Monday, May 14, 2007

49. Angels in the Gloom


By Anne Perry
Rated:★★★★


"Angels in the Gloom is a saga of love, hate, obsession, and murder that features an honorable English family - brothers Joseph and Matthew Reavley and their sisters, Judith and Hannah. In March 1916, Joseph, a chaplain at the front, and Judith, an ambulance driver, are fighting not only the Germans but the bitter cold and the appalling casualties at Ypres. Scarcely less at risk, Matthew, an officer in England's Secret Intelligence Service, fights the war covertly from London. Only Hannah, living with her children in the family home in tranquil Cambridgeshire, seems safe." "Appearances, however, are deceiving. By the time Joseph returns home to Cambridgeshire, rumors of spies and traitors are rampant. And when the savagely brutalized body of a weapons scientist is discovered in a village byway, the fear that haunts the battlefields settles over the town - along with the shadow of the obsessed ideologue who murdered the Reavleys' parents on the eve of the war. Once again, this icy, anonymous powerbroker, the Peacemaker, is plotting to kill." "Perry's kaleidoscopic new novel illuminates an entire world, from the hell of the trenches to the London nightclub where a beautiful Irish spy plies her trade, from the sequestered laboratory where a weapon that can end the war is being perfected to the matchless glory of the English countryside in spring.
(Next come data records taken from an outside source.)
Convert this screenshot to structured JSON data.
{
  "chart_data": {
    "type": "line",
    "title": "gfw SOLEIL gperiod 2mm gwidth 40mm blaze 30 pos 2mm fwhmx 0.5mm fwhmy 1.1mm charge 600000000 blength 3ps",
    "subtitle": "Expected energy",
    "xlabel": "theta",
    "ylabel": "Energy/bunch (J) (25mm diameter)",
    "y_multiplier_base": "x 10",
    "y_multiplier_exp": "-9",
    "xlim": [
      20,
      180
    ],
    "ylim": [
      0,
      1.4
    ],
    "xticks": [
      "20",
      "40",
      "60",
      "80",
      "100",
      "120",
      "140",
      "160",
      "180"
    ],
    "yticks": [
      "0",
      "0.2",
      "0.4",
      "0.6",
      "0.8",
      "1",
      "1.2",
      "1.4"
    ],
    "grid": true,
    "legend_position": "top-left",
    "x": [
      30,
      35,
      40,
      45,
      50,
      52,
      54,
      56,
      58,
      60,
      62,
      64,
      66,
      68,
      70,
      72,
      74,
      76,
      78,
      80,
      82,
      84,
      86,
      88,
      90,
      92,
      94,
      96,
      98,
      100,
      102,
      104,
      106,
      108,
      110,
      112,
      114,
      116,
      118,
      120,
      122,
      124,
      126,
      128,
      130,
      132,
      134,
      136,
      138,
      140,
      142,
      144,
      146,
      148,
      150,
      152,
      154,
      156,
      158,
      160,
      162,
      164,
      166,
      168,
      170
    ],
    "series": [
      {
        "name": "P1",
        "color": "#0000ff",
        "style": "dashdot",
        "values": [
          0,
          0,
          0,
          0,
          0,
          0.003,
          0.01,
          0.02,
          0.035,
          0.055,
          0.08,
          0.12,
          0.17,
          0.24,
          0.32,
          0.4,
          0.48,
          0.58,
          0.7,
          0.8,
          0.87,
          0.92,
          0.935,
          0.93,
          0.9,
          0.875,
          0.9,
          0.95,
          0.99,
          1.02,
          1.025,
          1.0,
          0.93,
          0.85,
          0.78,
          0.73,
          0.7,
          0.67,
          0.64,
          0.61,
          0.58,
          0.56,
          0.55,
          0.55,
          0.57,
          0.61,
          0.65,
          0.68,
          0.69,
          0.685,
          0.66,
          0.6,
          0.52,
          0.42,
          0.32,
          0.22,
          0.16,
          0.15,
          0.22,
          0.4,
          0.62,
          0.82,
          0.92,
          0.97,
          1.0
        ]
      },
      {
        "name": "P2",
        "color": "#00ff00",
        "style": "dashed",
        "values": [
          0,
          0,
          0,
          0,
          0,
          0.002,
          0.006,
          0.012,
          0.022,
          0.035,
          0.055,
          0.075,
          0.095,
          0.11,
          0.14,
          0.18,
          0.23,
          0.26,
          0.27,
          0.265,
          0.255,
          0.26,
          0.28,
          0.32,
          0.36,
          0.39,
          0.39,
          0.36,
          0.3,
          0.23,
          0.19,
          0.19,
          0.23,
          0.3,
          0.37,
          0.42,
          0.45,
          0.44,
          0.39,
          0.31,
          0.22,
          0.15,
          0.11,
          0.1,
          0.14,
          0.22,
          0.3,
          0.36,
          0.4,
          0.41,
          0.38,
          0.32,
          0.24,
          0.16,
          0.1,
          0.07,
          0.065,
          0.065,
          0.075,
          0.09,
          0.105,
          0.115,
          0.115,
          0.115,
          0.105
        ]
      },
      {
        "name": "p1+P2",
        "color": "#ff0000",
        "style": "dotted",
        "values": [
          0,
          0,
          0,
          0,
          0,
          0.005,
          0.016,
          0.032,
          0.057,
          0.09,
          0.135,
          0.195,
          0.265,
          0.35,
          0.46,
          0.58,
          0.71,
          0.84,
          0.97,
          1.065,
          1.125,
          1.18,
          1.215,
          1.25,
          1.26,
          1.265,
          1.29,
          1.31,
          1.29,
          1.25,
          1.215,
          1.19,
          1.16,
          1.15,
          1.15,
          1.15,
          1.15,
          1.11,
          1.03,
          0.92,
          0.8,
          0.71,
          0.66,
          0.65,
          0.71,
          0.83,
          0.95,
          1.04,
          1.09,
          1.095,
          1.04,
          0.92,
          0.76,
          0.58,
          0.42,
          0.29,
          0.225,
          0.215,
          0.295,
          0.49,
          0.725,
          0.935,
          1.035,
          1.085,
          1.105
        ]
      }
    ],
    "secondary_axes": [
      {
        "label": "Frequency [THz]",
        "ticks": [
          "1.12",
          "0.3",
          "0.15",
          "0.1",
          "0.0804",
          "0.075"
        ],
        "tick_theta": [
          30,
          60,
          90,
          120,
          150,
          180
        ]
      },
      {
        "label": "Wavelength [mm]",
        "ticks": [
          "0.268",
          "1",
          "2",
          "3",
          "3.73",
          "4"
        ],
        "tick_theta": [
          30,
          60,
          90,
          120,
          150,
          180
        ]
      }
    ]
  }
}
Steeped in history and radiant with truth, Angels in the Gloom is a masterpiece that warms the heart even as it chills the blood."--BOOK JACKET.

48. Nineteen minutes

By Jodi Picoult
Rated:★★★★

I expected this to be a powerful book but I was still almost floored by it. The subject matter couldn't be more topical but more than that I think it's the randomness of the different school shootings that really disturbs me the most. It was kind of like when I read Truman Capote's In Cold Blood and realized that no matter who or where you are this kind of thing could happen at anywhere. Below is the blurb from the book jacket:

"Sterling is a small, ordinary New Hampshire town where nothing ever happens - until the day its complacency is shattered by a shocking act of violence. In the aftermath, the town's residents must not only seek justice in order to begin healing but also come to terms with the role they played in the tragedy. For them, the lines between truth and fiction, right and wrong, insider and outsider have been obscured forever. Josie Cormier, the teenage daughter of the judge sitting on the case, could be the state's best witness, but she can't remember what happened in front of her own eyes. And as the trial progresses, fault lines between the high school and the adult community begin to show, destroying the closest friendships and families." "Nineteen Minutes asks simple questions that have no easy answers: Can your own child become a mystery to you? What does it mean to be different in our society? Is it ever okay for a victim to strike back? And who - if anyone - has the right to judge someone else?"--BOOK JACKET.